Stock photo of Queensland Alumina Limited (QAL), Gladstone.
CLEAN-UP ACT: Mr Dunstan said without the upgrades QAL would be in breach of its environmental assessment in five years. Matt Taylor GLA280219QAL

The Rio Tinto and Rusal owned site is working closely with the Department of Environment and Science, with the department due to review the plans next week.

Mr Dunstan said without the upgrades the company would be in breach of its environmental assessment in five years.

The company will spend up to $80million as part of the program this year but Mr Dunstan said most of the delivery would be in 2020.

Asked if the smell from QAL would be noticeable from Toolooa St in five years, Mr Dunstan said: "I certainly hope not."

"(Odour) is a difficult problem because (bauxite) is a natural product ... our object is to track down all of those sources of odour and eliminated it over time," he said.

"I can stand here and talk about dollars of investment but until we reduce our odour in the community for example, until there is tangible results, the jury is still out.

"We understand that and we are focusing on the outcomes."

The announcement comes as the company faces several charges and a potential $815,937 fine for two separate chemical spills in 2017.

Mr Dunstan said part of this project was in response to those accidents.

"We deeply regret the impact we've had on the community in those events," he said.

"(In this program) we considered how can we make this better and how can we prevent this from happening again.

"That's been taken into account but it's more than that, this is really looking forward to what we have to do to keep this place going in 20-30 years time."

Mr Dunstan said the project was also important to show the community it took environmental management seriously.

Gladstone Industry Leadership Group's 2017 study of residents' thoughts on local industry showed of 750 people 42 per cent believed big industry cared about the environment.

Mr Dustan said he hoped the initiatives would improve that perception.

The projects are part of a commitment made in 2018 for a year-on-year environmental performance.


Stormwater management: Improve collection, treatment and re-use options to ensure any release of stomrwater from non-process related areas is complaint.
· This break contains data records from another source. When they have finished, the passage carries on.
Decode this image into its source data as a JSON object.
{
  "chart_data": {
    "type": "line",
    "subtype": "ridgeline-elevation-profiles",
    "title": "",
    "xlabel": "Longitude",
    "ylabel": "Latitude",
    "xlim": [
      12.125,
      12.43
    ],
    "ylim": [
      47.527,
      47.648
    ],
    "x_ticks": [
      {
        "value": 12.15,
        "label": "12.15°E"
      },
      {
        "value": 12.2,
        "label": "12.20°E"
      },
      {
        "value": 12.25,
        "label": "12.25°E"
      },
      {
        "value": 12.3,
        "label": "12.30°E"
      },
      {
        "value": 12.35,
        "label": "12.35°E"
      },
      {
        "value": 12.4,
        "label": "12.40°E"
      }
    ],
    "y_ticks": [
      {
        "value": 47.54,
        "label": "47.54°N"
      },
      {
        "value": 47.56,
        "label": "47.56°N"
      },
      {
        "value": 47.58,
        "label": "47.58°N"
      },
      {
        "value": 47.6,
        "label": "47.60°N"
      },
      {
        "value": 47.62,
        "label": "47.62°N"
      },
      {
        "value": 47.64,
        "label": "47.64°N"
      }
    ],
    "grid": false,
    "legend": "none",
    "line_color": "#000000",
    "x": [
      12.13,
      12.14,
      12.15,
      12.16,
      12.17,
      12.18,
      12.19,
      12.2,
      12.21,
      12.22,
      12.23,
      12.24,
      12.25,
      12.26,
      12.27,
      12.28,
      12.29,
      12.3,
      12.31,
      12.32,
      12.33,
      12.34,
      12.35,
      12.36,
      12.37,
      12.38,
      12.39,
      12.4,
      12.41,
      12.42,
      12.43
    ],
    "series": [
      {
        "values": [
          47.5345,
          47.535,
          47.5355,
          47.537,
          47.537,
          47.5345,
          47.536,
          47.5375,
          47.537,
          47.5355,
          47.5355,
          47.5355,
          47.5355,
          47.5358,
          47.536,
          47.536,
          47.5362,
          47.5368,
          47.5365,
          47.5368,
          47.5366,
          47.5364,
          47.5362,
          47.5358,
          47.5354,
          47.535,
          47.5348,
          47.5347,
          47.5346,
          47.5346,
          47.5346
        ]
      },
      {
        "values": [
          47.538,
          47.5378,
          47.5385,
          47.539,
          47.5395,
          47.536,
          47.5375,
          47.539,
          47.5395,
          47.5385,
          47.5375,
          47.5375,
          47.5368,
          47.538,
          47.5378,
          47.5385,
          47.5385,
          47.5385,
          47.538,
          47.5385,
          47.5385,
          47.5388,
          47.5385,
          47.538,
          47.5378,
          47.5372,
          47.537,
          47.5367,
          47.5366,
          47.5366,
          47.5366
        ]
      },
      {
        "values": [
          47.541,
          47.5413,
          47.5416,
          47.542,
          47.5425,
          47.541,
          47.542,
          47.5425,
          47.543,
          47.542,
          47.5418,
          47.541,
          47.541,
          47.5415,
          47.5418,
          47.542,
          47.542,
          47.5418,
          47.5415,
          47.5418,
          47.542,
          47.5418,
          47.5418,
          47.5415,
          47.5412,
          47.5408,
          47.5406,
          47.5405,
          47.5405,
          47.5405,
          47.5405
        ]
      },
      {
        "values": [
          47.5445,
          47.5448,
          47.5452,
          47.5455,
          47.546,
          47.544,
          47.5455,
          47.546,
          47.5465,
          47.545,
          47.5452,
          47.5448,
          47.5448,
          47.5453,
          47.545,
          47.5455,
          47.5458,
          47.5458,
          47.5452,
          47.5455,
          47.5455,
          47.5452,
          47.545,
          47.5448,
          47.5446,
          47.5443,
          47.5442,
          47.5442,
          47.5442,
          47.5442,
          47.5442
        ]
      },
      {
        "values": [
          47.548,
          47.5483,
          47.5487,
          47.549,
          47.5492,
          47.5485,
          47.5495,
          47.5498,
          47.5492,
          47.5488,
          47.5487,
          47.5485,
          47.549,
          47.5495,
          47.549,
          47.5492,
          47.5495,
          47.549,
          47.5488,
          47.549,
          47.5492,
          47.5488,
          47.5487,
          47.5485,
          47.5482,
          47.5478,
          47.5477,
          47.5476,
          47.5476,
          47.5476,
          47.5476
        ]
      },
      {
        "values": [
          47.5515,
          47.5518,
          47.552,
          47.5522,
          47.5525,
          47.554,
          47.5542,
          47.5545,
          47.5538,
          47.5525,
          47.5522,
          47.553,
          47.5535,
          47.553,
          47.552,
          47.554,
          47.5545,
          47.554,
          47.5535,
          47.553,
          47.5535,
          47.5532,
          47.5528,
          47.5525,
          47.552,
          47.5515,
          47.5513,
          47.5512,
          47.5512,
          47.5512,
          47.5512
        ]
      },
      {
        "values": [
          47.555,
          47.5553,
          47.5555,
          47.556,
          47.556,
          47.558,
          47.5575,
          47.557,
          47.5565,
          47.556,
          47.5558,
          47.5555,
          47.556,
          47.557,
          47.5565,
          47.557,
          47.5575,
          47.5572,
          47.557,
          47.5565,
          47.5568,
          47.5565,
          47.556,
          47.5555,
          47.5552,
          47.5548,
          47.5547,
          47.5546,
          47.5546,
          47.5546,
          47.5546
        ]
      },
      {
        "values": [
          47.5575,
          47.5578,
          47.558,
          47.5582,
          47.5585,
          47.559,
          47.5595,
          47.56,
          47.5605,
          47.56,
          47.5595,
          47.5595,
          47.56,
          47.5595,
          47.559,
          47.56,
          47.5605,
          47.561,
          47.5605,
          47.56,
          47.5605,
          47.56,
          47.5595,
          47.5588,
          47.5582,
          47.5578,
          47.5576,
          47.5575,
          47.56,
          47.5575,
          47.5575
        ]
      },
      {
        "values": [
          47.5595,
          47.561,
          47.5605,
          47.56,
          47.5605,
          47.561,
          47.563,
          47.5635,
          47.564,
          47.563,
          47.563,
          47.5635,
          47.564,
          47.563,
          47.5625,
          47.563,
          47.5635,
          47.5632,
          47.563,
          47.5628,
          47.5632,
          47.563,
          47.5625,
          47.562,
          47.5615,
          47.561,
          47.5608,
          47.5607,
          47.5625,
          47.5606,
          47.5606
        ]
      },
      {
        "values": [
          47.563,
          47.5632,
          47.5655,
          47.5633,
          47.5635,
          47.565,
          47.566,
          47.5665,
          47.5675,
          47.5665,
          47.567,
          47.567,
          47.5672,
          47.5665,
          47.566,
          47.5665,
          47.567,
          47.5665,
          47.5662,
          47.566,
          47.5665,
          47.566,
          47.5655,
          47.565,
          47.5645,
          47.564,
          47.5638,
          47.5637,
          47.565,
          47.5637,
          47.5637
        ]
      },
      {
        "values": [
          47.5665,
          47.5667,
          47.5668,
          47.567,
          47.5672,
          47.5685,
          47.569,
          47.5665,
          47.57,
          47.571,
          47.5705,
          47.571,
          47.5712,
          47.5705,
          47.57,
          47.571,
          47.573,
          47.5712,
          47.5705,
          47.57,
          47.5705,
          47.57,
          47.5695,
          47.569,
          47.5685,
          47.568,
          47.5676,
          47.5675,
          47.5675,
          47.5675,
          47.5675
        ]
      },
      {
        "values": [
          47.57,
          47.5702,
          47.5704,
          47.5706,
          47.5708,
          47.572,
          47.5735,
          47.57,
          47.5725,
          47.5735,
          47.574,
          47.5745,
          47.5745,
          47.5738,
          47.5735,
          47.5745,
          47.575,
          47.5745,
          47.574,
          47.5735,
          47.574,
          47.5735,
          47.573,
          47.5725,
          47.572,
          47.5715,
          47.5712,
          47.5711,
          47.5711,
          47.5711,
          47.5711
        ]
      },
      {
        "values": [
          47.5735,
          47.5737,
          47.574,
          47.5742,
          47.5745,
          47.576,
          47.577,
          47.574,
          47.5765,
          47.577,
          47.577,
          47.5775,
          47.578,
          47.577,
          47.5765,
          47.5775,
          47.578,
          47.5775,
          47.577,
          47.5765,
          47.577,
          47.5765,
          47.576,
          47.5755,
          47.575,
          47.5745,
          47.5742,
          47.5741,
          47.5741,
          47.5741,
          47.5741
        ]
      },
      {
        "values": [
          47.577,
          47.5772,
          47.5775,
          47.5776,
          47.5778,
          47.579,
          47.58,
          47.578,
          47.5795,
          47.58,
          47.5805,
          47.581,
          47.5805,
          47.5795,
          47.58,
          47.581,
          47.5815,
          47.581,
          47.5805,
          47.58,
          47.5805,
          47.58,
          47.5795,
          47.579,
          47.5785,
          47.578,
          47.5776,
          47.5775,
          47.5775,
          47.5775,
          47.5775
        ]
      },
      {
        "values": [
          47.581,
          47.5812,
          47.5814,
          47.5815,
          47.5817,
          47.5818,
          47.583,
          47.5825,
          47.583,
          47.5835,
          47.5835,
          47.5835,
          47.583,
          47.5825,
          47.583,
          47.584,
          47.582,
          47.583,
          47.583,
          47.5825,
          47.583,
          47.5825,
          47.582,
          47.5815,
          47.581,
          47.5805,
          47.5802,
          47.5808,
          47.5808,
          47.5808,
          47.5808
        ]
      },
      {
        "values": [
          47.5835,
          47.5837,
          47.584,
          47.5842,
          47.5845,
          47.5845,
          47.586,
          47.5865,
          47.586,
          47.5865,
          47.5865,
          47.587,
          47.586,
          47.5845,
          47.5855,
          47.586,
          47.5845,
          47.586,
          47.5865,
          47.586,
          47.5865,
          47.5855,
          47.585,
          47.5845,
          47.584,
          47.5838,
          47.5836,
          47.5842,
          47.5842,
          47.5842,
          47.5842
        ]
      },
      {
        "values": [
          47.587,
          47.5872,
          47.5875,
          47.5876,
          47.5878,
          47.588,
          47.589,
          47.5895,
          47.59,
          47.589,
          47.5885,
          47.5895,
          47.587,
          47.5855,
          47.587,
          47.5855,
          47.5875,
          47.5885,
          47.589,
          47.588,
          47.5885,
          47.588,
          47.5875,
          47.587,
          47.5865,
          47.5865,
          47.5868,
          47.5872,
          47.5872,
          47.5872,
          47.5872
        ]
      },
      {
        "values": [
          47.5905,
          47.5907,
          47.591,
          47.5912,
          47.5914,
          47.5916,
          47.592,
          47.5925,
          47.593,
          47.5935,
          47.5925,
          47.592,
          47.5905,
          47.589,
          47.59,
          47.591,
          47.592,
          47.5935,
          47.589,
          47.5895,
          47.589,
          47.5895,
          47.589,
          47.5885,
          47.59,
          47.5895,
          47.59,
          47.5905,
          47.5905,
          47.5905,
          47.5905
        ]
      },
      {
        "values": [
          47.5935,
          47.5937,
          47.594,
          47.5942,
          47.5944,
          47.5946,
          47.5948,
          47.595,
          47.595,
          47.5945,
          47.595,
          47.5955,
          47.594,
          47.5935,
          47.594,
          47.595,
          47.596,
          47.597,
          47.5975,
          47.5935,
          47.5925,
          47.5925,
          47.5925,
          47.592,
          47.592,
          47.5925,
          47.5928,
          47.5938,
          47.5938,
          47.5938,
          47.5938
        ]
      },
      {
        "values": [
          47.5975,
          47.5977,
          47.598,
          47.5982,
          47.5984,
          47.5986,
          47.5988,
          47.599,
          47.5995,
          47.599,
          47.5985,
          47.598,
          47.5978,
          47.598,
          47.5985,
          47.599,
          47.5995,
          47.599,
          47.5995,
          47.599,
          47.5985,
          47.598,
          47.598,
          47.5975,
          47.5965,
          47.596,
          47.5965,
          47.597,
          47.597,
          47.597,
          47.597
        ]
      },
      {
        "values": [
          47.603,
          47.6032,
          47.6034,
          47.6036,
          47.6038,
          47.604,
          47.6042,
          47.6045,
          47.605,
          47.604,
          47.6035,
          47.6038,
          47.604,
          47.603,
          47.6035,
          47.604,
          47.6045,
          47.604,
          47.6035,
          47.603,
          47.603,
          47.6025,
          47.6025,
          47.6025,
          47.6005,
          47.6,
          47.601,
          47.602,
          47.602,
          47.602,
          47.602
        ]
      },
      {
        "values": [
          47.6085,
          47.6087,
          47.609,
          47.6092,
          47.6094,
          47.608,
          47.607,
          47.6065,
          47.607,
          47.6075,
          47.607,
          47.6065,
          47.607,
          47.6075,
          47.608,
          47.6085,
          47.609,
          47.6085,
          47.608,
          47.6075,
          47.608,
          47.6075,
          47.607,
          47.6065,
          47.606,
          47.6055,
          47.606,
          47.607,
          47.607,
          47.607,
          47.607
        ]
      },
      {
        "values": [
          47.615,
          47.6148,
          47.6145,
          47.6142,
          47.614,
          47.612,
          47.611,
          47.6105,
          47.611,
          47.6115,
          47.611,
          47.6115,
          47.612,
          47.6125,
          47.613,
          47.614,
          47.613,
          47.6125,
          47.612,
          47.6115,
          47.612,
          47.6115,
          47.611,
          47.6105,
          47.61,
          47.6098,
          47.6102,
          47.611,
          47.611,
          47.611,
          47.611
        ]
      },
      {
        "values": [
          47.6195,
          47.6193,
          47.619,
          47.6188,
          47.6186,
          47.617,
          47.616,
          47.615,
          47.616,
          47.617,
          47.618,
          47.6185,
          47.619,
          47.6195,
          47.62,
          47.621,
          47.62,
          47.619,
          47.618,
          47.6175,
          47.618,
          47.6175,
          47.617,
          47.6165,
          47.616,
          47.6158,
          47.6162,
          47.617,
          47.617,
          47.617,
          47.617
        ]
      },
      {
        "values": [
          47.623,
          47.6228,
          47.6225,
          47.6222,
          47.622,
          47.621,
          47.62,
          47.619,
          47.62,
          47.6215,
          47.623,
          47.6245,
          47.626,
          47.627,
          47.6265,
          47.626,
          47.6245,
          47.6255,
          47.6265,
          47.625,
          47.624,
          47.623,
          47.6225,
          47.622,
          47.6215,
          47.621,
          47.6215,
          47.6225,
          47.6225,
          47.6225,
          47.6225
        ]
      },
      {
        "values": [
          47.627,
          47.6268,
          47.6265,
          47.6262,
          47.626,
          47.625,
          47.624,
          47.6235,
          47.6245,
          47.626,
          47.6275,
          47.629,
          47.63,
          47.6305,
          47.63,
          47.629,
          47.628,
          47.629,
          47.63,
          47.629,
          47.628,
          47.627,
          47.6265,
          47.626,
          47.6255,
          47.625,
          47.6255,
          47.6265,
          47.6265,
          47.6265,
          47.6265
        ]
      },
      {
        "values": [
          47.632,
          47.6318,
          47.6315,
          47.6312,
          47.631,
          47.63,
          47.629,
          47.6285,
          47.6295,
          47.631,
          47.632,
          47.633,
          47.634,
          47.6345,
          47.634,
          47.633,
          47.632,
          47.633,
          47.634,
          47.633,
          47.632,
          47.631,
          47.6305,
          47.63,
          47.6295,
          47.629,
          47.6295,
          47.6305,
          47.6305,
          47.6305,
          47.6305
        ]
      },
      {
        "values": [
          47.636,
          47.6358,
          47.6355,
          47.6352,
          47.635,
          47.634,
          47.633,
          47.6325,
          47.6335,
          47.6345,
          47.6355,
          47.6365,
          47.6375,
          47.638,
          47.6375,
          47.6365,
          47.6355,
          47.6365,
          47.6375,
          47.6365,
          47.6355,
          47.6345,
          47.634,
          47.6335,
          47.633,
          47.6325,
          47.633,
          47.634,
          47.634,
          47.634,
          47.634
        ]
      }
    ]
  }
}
All core refinery process areas will be directed to a containments pond for recycling.

Seawater management: Red mud is the by-product of alumina refining and is mixed with seawater to neutralise any cuastic soda before being pumped into QAL's Residue Disposal Area at Boyne Island. The seawater is then decanted out of the red mud and released back into South Trees Inlet. Over time increased silt build up in South Trees Inlet has started to decrease water flow around the discharge area. QAL is exploring options to relocate the discharge point in the long term.

Air quality: $38 million investment over five years to address airborne dust, alkali emissions and plant odour. Upgrades potential for the storage, transfer and loading of bauxite, alumina and coal, as well as dust reduction.

Land and water: $175m investment over five years which includes a redesigned cuastic storage area and technology improvements.

Odour: A new odour study will be completed to create an updated baseline of the highest concentrations of odour to help establish what upgrades need to be done.

Noise: $400,000 investment over five years to reveiw plant processes and equipment and make changes where possible.

Culture: A new safety management system will be implemented to identify critical controls for major hazards, which have the potential to cause environmental issues.